La gestione delle spese straordinarie e spesso fonte di conflitto tra gli ex coniugi. Per ridurre le controversie, molti tribunali prevedono che le spese straordinarie di importo superiore a una certa soglia (di solito 100-150 euro) debbano essere concordate preventivamente tra i genitori. In mancanza di accordo, il genitore che intende sostenere la spesa straordinaria deve comunicarla all’altro con congruo anticipo; se l’altro non risponde o non vi e urgenza, la spesa puo essere sostenuta e poi richiesta in rivalsa per la quota di spettanza.

Revisione dell’assegno

L’assegno di mantenimento per i figli e soggetto a rivalutazione ISTAT automatica. Puo essere revisionato su istanza di parte in caso di variazione significativa della situazione economica di uno dei genitori (promozione, perdita del lavoro, pensionamento) o delle esigenze del figlio (cambio di scuola, inizio dell’universita, particolari necessita sanitarie). La revisione non e retroattiva: produce effetti dalla presentazione della domanda.

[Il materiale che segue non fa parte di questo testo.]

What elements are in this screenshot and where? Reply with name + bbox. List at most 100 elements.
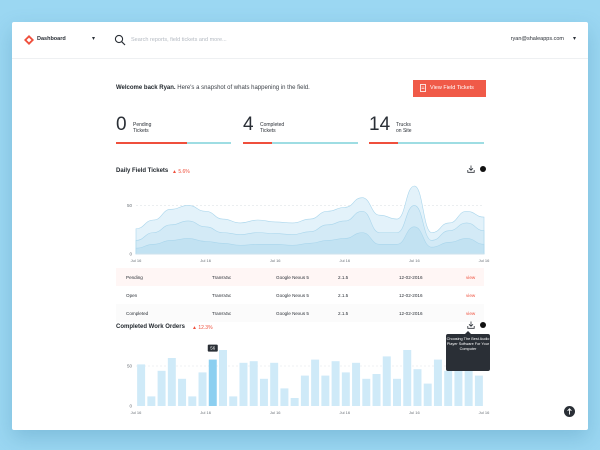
bar: [229, 396, 238, 406]
view-link[interactable]: view: [466, 275, 476, 280]
x-tick-label: Jul 16: [270, 410, 281, 415]
completed-work-orders-title: Completed Work Orders: [116, 324, 185, 330]
bar: [137, 364, 146, 406]
bar: [403, 350, 412, 406]
stat-progress-fill: [369, 142, 398, 144]
bar: [157, 370, 166, 406]
bar: [433, 359, 442, 406]
bar: [311, 359, 320, 406]
bar: [362, 378, 371, 406]
search-input[interactable]: [131, 34, 381, 46]
x-tick-label: Jul 16: [409, 258, 420, 263]
cell-status: Pending: [126, 275, 143, 280]
download-icon[interactable]: [467, 165, 475, 173]
view-link[interactable]: view: [466, 311, 476, 316]
search-icon[interactable]: [114, 34, 126, 46]
cell-status: Completed: [126, 311, 149, 316]
bar: [341, 372, 350, 406]
x-tick-label: Jul 16: [200, 410, 211, 415]
download-icon[interactable]: [467, 321, 475, 329]
x-tick-label: Jul 16: [409, 410, 420, 415]
tickets-table: Pending TransVac Google Nexus 5 2.1.5 12…: [116, 268, 484, 322]
bar: [331, 361, 340, 406]
stat-progress-bar: [243, 142, 358, 144]
bar: [219, 350, 227, 406]
bar: [444, 370, 453, 406]
cell-status: Open: [126, 293, 138, 298]
x-tick-label: Jul 16: [479, 258, 490, 263]
bar: [372, 374, 381, 406]
bar: [352, 362, 361, 406]
daily-field-tickets-chart: 0 50 Jul 16 Jul 16 Jul 16 Jul 16 Jul 16 Jul 16: [127, 185, 490, 263]
top-bar: Dashboard ▾ ryan@shaleapps.com ▾: [12, 22, 588, 59]
table-row[interactable]: Completed TransVac Google Nexus 5 2.1.5 …: [116, 304, 484, 322]
bar: [413, 369, 422, 406]
orders-change: ▲ 12.3%: [192, 325, 213, 331]
bar: [464, 356, 473, 406]
daily-change: ▲ 5.6%: [172, 169, 190, 175]
bar: [270, 362, 279, 406]
stat-label: Completed Tickets: [260, 122, 300, 134]
view-link[interactable]: view: [466, 293, 476, 298]
bar: [474, 375, 483, 406]
bar: [259, 378, 268, 406]
cell-version: 2.1.5: [338, 311, 349, 316]
bar-value-label: 56: [210, 346, 216, 351]
daily-change-value: 5.6%: [178, 169, 190, 175]
area-series: [135, 226, 485, 255]
bar: [188, 396, 197, 406]
cell-version: 2.1.5: [338, 275, 349, 280]
stat-pending-tickets: 0 Pending Tickets: [116, 114, 231, 146]
bar: [147, 396, 156, 406]
bar: [423, 383, 432, 406]
table-row[interactable]: Open TransVac Google Nexus 5 2.1.5 12-02…: [116, 286, 484, 304]
user-menu-chevron-icon[interactable]: ▾: [572, 36, 576, 42]
welcome-text: Here's a snapshot of whats happening in …: [177, 85, 310, 91]
cell-device: Google Nexus 5: [276, 311, 309, 316]
stat-progress-fill: [116, 142, 188, 144]
trend-up-icon: ▲: [172, 169, 179, 175]
stat-trucks-on-site: 14 Trucks on Site: [369, 114, 484, 146]
view-field-tickets-label: View Field Tickets: [430, 85, 474, 91]
x-tick-label: Jul 16: [131, 258, 142, 263]
stat-progress-bar: [116, 142, 231, 144]
stat-value: 0: [116, 114, 127, 135]
bar: [167, 358, 176, 406]
view-field-tickets-button[interactable]: View Field Tickets: [413, 80, 486, 97]
cell-date: 12-02-2016: [399, 275, 423, 280]
daily-field-tickets-title: Daily Field Tickets: [116, 168, 169, 174]
arrow-up-icon: [567, 408, 572, 415]
bar: [300, 375, 309, 406]
tooltip: Choosing The Best Audio Player Software …: [446, 331, 490, 371]
user-email[interactable]: ryan@shaleapps.com: [510, 36, 564, 42]
x-tick-label: Jul 16: [200, 258, 211, 263]
completed-work-orders-chart: 0 50 Jul 16 Jul 16 Jul 16 Jul 16 Jul 16 Jul 16 5…: [127, 344, 490, 415]
cell-device: Google Nexus 5: [276, 275, 309, 280]
info-icon[interactable]: [480, 166, 486, 172]
area-series: [135, 205, 485, 255]
bar: [208, 359, 217, 406]
stat-label-line: on Site: [396, 128, 412, 134]
logo-icon: [24, 35, 34, 45]
stat-value: 14: [369, 114, 391, 135]
table-row[interactable]: Pending TransVac Google Nexus 5 2.1.5 12…: [116, 268, 484, 286]
welcome-message: Welcome back Ryan. Here's a snapshot of …: [116, 85, 310, 91]
bar: [290, 398, 299, 406]
cell-company: TransVac: [212, 275, 232, 280]
chevron-down-icon[interactable]: ▾: [92, 36, 96, 42]
bar: [249, 361, 258, 406]
bar-value-badge: [207, 344, 218, 352]
x-tick-label: Jul 16: [270, 258, 281, 263]
stat-progress-fill: [243, 142, 272, 144]
nav-dropdown-label[interactable]: Dashboard: [37, 36, 66, 42]
orders-change-value: 12.3%: [198, 325, 213, 331]
x-tick-label: Jul 16: [131, 410, 142, 415]
scroll-to-top-button[interactable]: [564, 406, 575, 417]
info-icon[interactable]: [480, 322, 486, 328]
cell-date: 12-02-2016: [399, 293, 423, 298]
cell-company: TransVac: [212, 311, 232, 316]
y-tick-label: 50: [127, 203, 133, 208]
stat-label-line: Tickets: [260, 128, 276, 134]
cell-device: Google Nexus 5: [276, 293, 309, 298]
cell-date: 12-02-2016: [399, 311, 423, 316]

Figli maggiorenni non autosufficienti

Il diritto al mantenimento si estende ai figli maggiorenni che non abbiano ancora raggiunto l’indipendenza economica. La Cassazione ha chiarito che il genitore non convivente ha l’obbligo di mantenere il figlio che studia fino al conseguimento del titolo, purche il percorso di studi sia condotto con la diligenza ordinaria e i tempi di completamento siano compatibili con i tempi medi del corso. Il figlio maggiorenne deve dimostrare la diligenza nel percorso formativo; il genitore obbligato puo chiedere la cessazione del mantenimento se il figlio non si iscrive all’esame con continuita o abbandona gli studi.

Per l’impatto del mantenimento dei figli sull’assegno al coniuge, si rinvia alla guida sul mantenimento dell’ex coniuge 2026.

Coordinamento tra assegni. Il giudice determina l’assegno per i figli e quello per il coniuge in modo coordinato, tenendo conto del reddito complessivo disponibile di ciascuna parte. L’aumento dell’uno influenza l’altro.

Valuta il caso con un avvocato civilista

Il calcolo dell’assegno di mantenimento per i figli richiede un’analisi dettagliata dei redditi, delle spese effettive e dei tempi di frequentazione. Un avvocato specializzato puo aiutarti a ottenere un assegno equo o a contestarne uno sproporzionato.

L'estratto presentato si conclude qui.